Time's up for cult leader he's had 48 days too many


April 16, 1993|By ROGER SIMON

As of today, David Koresh has held off the U.S. government four days longer than Saddam Hussein did.

It took us 44 days to defeat Iraq, which had the fourth-largest army in the world.

Koresh and his 95 followers have held out for 48 days, and there is no end in sight.

But you know what?

I think it's time we went in there and got him.

I think it's time our law enforcement officers got off their butts and into their tanks.

I know the arguments against this, but I think those arguments have stopped making any sense.

The big argument against storming Koresh's compound in Waco, Texas, is that there are 17 children in there with him. (Twenty-one children, 13 adults and some puppy-dogs have left.)

Outside, there are as many as 700 state and local officers and federal agents including 250 from the Bureau of Alcohol, Tobacco and Firearms, 175 from the FBI, and 35 Texas Rangers.

Aside from sidearms, rifles, tear gas and concussion grenades, these agents also have helicopters, Bradley Fighting Vehicles and 67-ton Abrams M1 main battle tanks.

But if the government sends in its firepower, the argument goes, those kids might get killed by stray bullets or Koresh might kill them himself.

So the FBI, which has been placed in charge of the siege, continues to bombard Koresh with recordings of Tibetan chants, Christmas carols, the sound of dental drills and Nancy Sinatra's "These Boots Are Made for Walkin' ."

But doing nothing is not risk free.

Let's not forget what happened in Jonestown, Guyana, in 1978, when 912 people killed themselves by taking cyanide on the orders of their messiah, Jim Jones. Nearly 200 of the dead were children.

Is there a danger to the children if law enforcement agents storm Koresh? Sure. But there is a danger if they don't.

There is the danger that when the FBI eventually gets around to making its move, everybody inside will already be dead.

There is another argument against taking action against Koresh, however:

He and his followers are heavily armed and four federal agents have already been killed.

After Koresh was acquitted of murder two years ago, the government returned to him his AR-15s, M-16s, Uzi-type assault rifles, Luger pistols, and .357 Magnums, all of which are legal for him to own. (Is this a great country or what?)

And since then, Koresh claims to have obtained grenade launchers and a .50-caliber machine gun.

So would our law enforcement officers be sitting ducks if they stormed Koresh?

NTC No way. The M1 tank has an armored hull that is reinforced with a mesh of depleted uranium that is 2 1/2 times denser than steel.

Koresh has nothing that could pierce it.

But there is something else denser than steel that is working in Koresh's favor: The minds of the bureaucrats who are afraid to take any action against him.

Their decision to allow Koresh to talk with his lawyers (he has no legal right to do so until after he has been arrested) was nuts.

Lawyers get paid by the hour. What do they care if this drags on? Besides, there are still TV, book and movie rights to be negotiated.

"There are a lot of options we have available," the FBI's Richard Swensen said last week. "Clearly, we're not going to go on here forever."

Oh, yeah? Says who?

The cost of waiting is not merely financial -- estimates run from a high of $48 million to the government's low estimate of around $3 million -- but includes the cost of encouraging others, especially those who take hostages, to endlessly delay rather than negotiate surrender.
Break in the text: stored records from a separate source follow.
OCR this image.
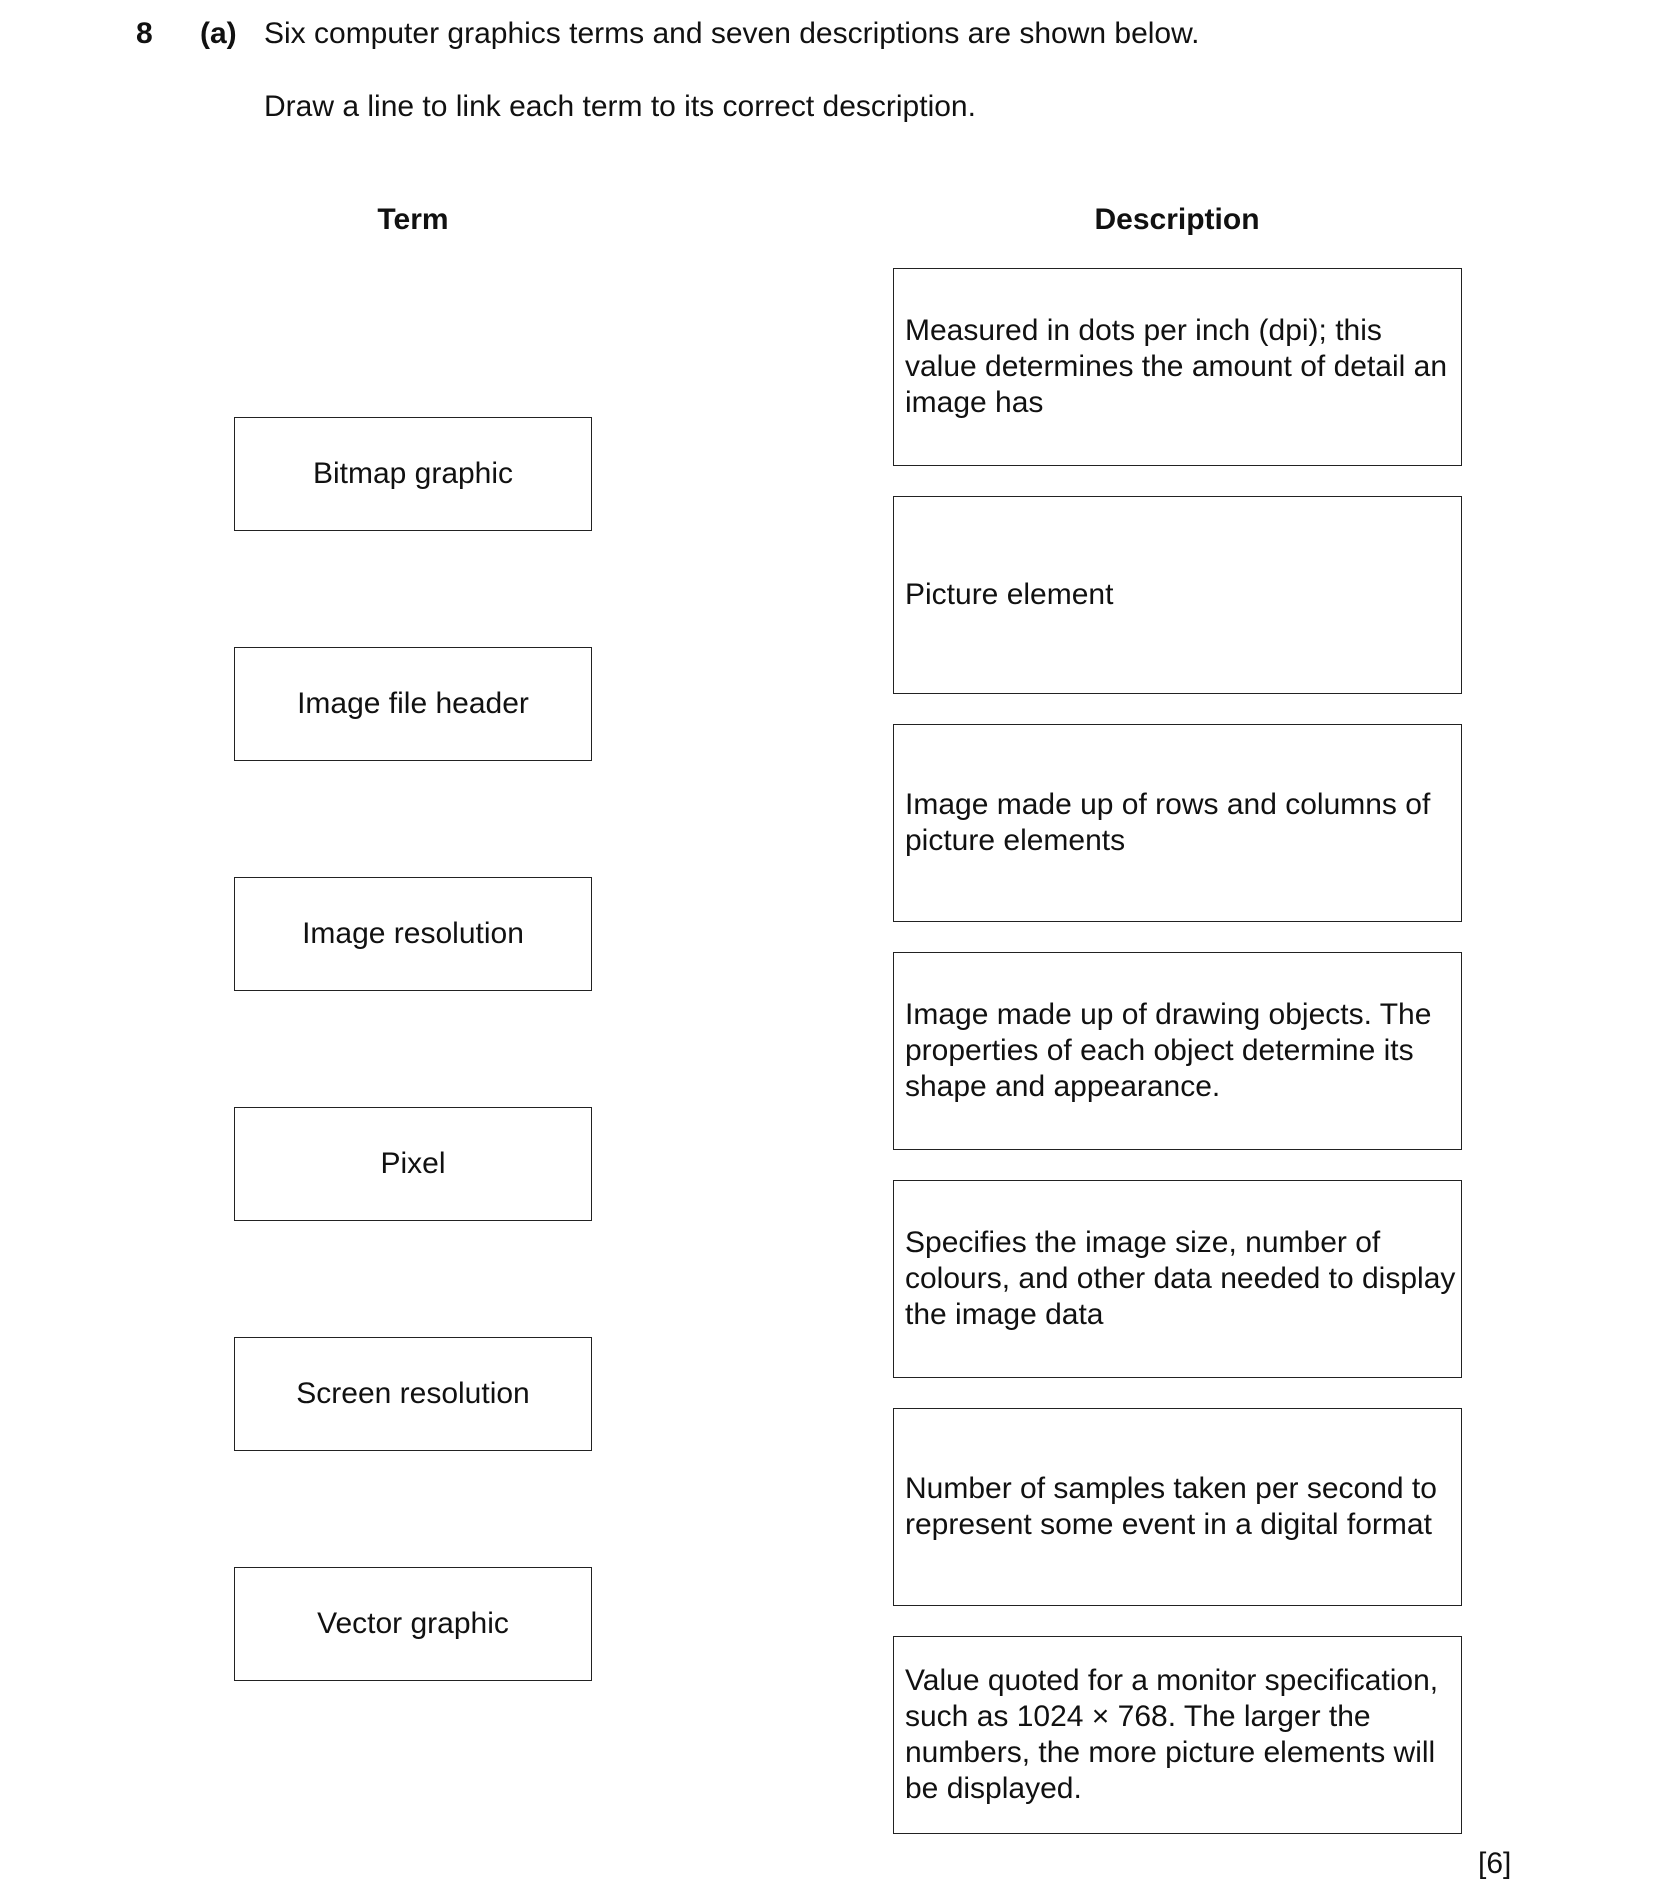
8 (a) Six computer graphics terms and seven descriptions are shown below.
Draw a line to link each term to its correct description.
Term	Description
Bitmap graphic
Image file header
Image resolution
Pixel
Screen resolution
Vector graphic
Measured in dots per inch (dpi); this value determines the amount of detail an image has
Picture element
Image made up of rows and columns of picture elements
Image made up of drawing objects. The properties of each object determine its shape and appearance.
Specifies the image size, number of colours, and other data needed to display the image data
Number of samples taken per second to represent some event in a digital format
Value quoted for a monitor specification, such as 1024 × 768. The larger the numbers, the more picture elements will be displayed.
[6]
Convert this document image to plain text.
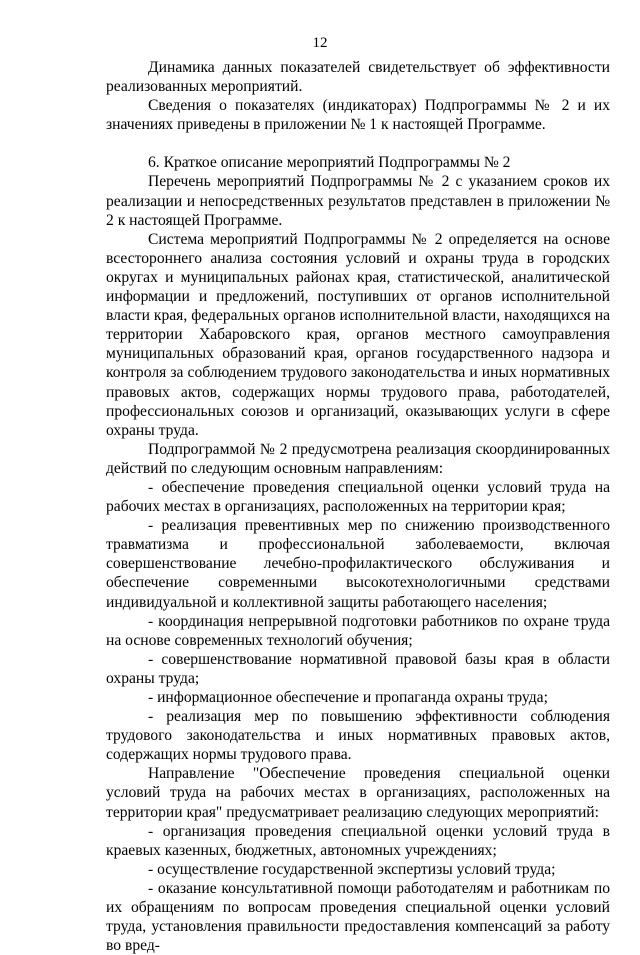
12

Динамика данных показателей свидетельствует об эффективности реализованных мероприятий.

Сведения о показателях (индикаторах) Подпрограммы № 2 и их значениях приведены в приложении № 1 к настоящей Программе.

6. Краткое описание мероприятий Подпрограммы № 2

Перечень мероприятий Подпрограммы № 2 с указанием сроков их реализации и непосредственных результатов представлен в приложении № 2 к настоящей Программе.

Система мероприятий Подпрограммы № 2 определяется на основе всестороннего анализа состояния условий и охраны труда в городских округах и муниципальных районах края, статистической, аналитической информации и предложений, поступивших от органов исполнительной власти края, федеральных органов исполнительной власти, находящихся на территории Хабаровского края, органов местного самоуправления муниципальных образований края, органов государственного надзора и контроля за соблюдением трудового законодательства и иных нормативных правовых актов, содержащих нормы трудового права, работодателей, профессиональных союзов и организаций, оказывающих услуги в сфере охраны труда.

Подпрограммой № 2 предусмотрена реализация скоординированных действий по следующим основным направлениям:

- обеспечение проведения специальной оценки условий труда на рабочих местах в организациях, расположенных на территории края;

- реализация превентивных мер по снижению производственного травматизма и профессиональной заболеваемости, включая совершенствование лечебно-профилактического обслуживания и обеспечение современными высокотехнологичными средствами индивидуальной и коллективной защиты работающего населения;

- координация непрерывной подготовки работников по охране труда на основе современных технологий обучения;

- совершенствование нормативной правовой базы края в области охраны труда;

- информационное обеспечение и пропаганда охраны труда;

- реализация мер по повышению эффективности соблюдения трудового законодательства и иных нормативных правовых актов, содержащих нормы трудового права.

Направление "Обеспечение проведения специальной оценки условий труда на рабочих местах в организациях, расположенных на территории края" предусматривает реализацию следующих мероприятий:

- организация проведения специальной оценки условий труда в краевых казенных, бюджетных, автономных учреждениях;

- осуществление государственной экспертизы условий труда;

- оказание консультативной помощи работодателям и работникам по их обращениям по вопросам проведения специальной оценки условий труда, установления правильности предоставления компенсаций за работу во вред-
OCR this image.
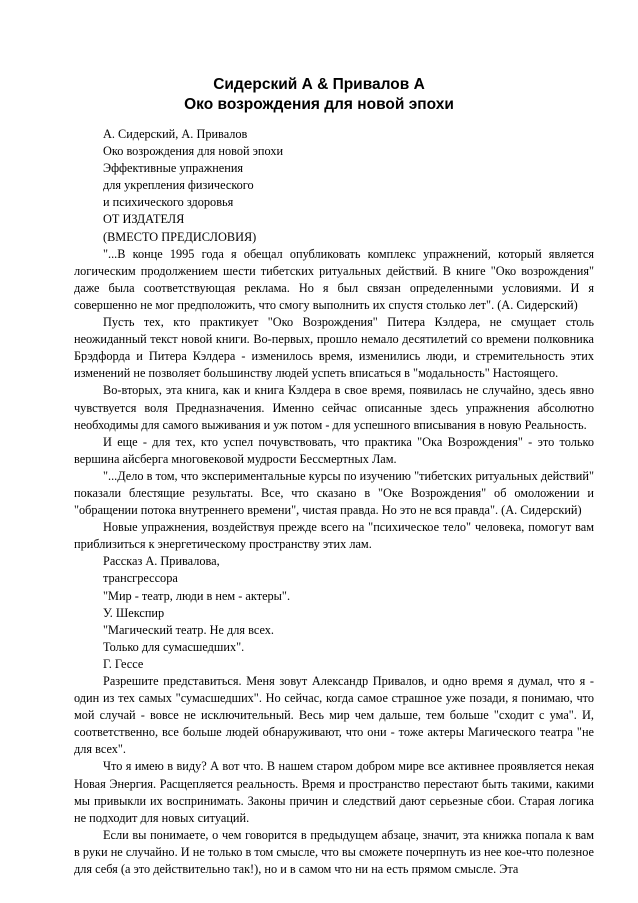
Сидерский А & Привалов А
Око возрождения для новой эпохи
А. Сидерский, А. Привалов
Око возрождения для новой эпохи
Эффективные упражнения
для укрепления физического
и психического здоровья
ОТ ИЗДАТЕЛЯ
(ВМЕСТО ПРЕДИСЛОВИЯ)

"...В конце 1995 года я обещал опубликовать комплекс упражнений, который является логическим продолжением шести тибетских ритуальных действий. В книге "Око возрождения" даже была соответствующая реклама. Но я был связан определенными условиями. И я совершенно не мог предположить, что смогу выполнить их спустя столько лет". (А. Сидерский)

Пусть тех, кто практикует "Око Возрождения" Питера Кэлдера, не смущает столь неожиданный текст новой книги. Во-первых, прошло немало десятилетий со времени полковника Брэдфорда и Питера Кэлдера - изменилось время, изменились люди, и стремительность этих изменений не позволяет большинству людей успеть вписаться в "модальность" Настоящего.

Во-вторых, эта книга, как и книга Кэлдера в свое время, появилась не случайно, здесь явно чувствуется воля Предназначения. Именно сейчас описанные здесь упражнения абсолютно необходимы для самого выживания и уж потом - для успешного вписывания в новую Реальность.

И еще - для тех, кто успел почувствовать, что практика "Ока Возрождения" - это только вершина айсберга многовековой мудрости Бессмертных Лам.

"...Дело в том, что экспериментальные курсы по изучению "тибетских ритуальных действий" показали блестящие результаты. Все, что сказано в "Оке Возрождения" об омоложении и "обращении потока внутреннего времени", чистая правда. Но это не вся правда". (А. Сидерский)

Новые упражнения, воздействуя прежде всего на "психическое тело" человека, помогут вам приблизиться к энергетическому пространству этих лам.

Рассказ А. Привалова,
трансгрессора
"Мир - театр, люди в нем - актеры".
У. Шекспир
"Магический театр. Не для всех.
Только для сумасшедших".
Г. Гессе

Разрешите представиться. Меня зовут Александр Привалов, и одно время я думал, что я - один из тех самых "сумасшедших". Но сейчас, когда самое страшное уже позади, я понимаю, что мой случай - вовсе не исключительный. Весь мир чем дальше, тем больше "сходит с ума". И, соответственно, все больше людей обнаруживают, что они - тоже актеры Магического театра "не для всех".

Что я имею в виду? А вот что. В нашем старом добром мире все активнее проявляется некая Новая Энергия. Расщепляется реальность. Время и пространство перестают быть такими, какими мы привыкли их воспринимать. Законы причин и следствий дают серьезные сбои. Старая логика не подходит для новых ситуаций.

Если вы понимаете, о чем говорится в предыдущем абзаце, значит, эта книжка попала к вам в руки не случайно. И не только в том смысле, что вы сможете почерпнуть из нее кое-что полезное для себя (а это действительно так!), но и в самом что ни на есть прямом смысле. Эта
Surely it must be clear even to the most trusting of FBI agents that Koresh's word is worthless.

First Koresh said he would come out if God sent an earthquake or other major disaster as a sign to him.

Then he said he'd come out when Passover was over.

Now he says he will come out when he finishes his "manuscript" and scholars review it.

I don't believe any of it.

After 48 days, there is only one thing left to "negotiate" with David Koresh:

Whether he walks out or gets carried out. Now.